Alors, quelles sont les priorités des utilisateurs en matière de technologie pour le reste de l'année ? Pensent-ils que leurs budgets vont évoluer, et si oui, dans quel sens ? Cherchent-ils à apporter des changements majeurs à leurs réseaux, à changer de fournisseurs, à être plus ou moins ouverts ? Nous pensions connaître certaines des réponses à ces questions, mais nous nous sommes trompés pour certaines d'entre elles. Commençons par la première question, celle des modèles budgétaires. Deux tiers des entreprises interrogées déclarent qu'elles s'attendent à dépenser davantage pour les réseaux en 2023 que l'année dernière, même si la plupart d'entre elles admettent que leurs dépenses ont été réduites. Cette augmentation ne sera probablement pas considérable, mais la croissance prévue des dépenses correspond à peu près à la moyenne historique des dix dernières années. Cela ne signifie pas qu'elles n'essaient pas de réduire les coûts. L'entreprise moyenne de ma liste qui prévoyait une augmentation d'un peu plus de 4 % de ses dépenses en réseaux cette année, cherche aujourd'hui à réduire ses coûts dans des proportions presque identiques.

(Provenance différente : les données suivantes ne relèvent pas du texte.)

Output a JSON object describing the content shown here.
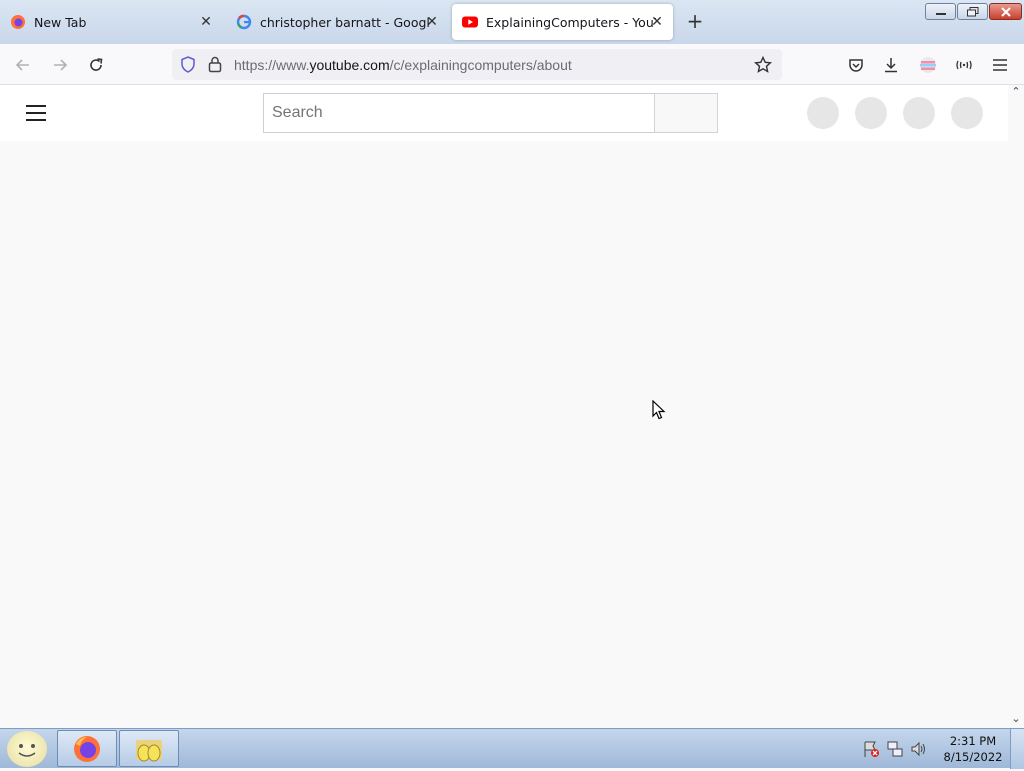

Réduire les coûts pour dépenser plus
Si dépenser plus ou dépenser moins peut sembler contradictoire, cela signifie en réalité que les entreprises veulent réduire les coûts pour maintenir ce qu'elles ont afin de financer de nouvelles initiatives, et qu'elles sont prêtes à augmenter les dépenses pour financer le reste. Là aussi, il faut se demander de quelles initiatives et de quelle réduction des coûts, il s’agit. Quasiment 100 % des utilisateurs veulent réduire le coût des services réseau plus que le coût de l'équipement réseau. Alors qu'environ un tiers d'entre eux déclarent qu'ils étaleront le recyclage de l'ancien matériel de cette année à l'année prochaine, tous veulent dépenser moins pour les services réseau. Concernant les nouvelles initiatives qu'ils espèrent financer, celles-ci se concentrent sur trois domaines spécifiques. D’abord, l'amélioration de la sécurité. Ensuite, l'amélioration de la stabilité opérationnelle et de la disponibilité. Enfin, l'amélioration des performances de livraison des applications.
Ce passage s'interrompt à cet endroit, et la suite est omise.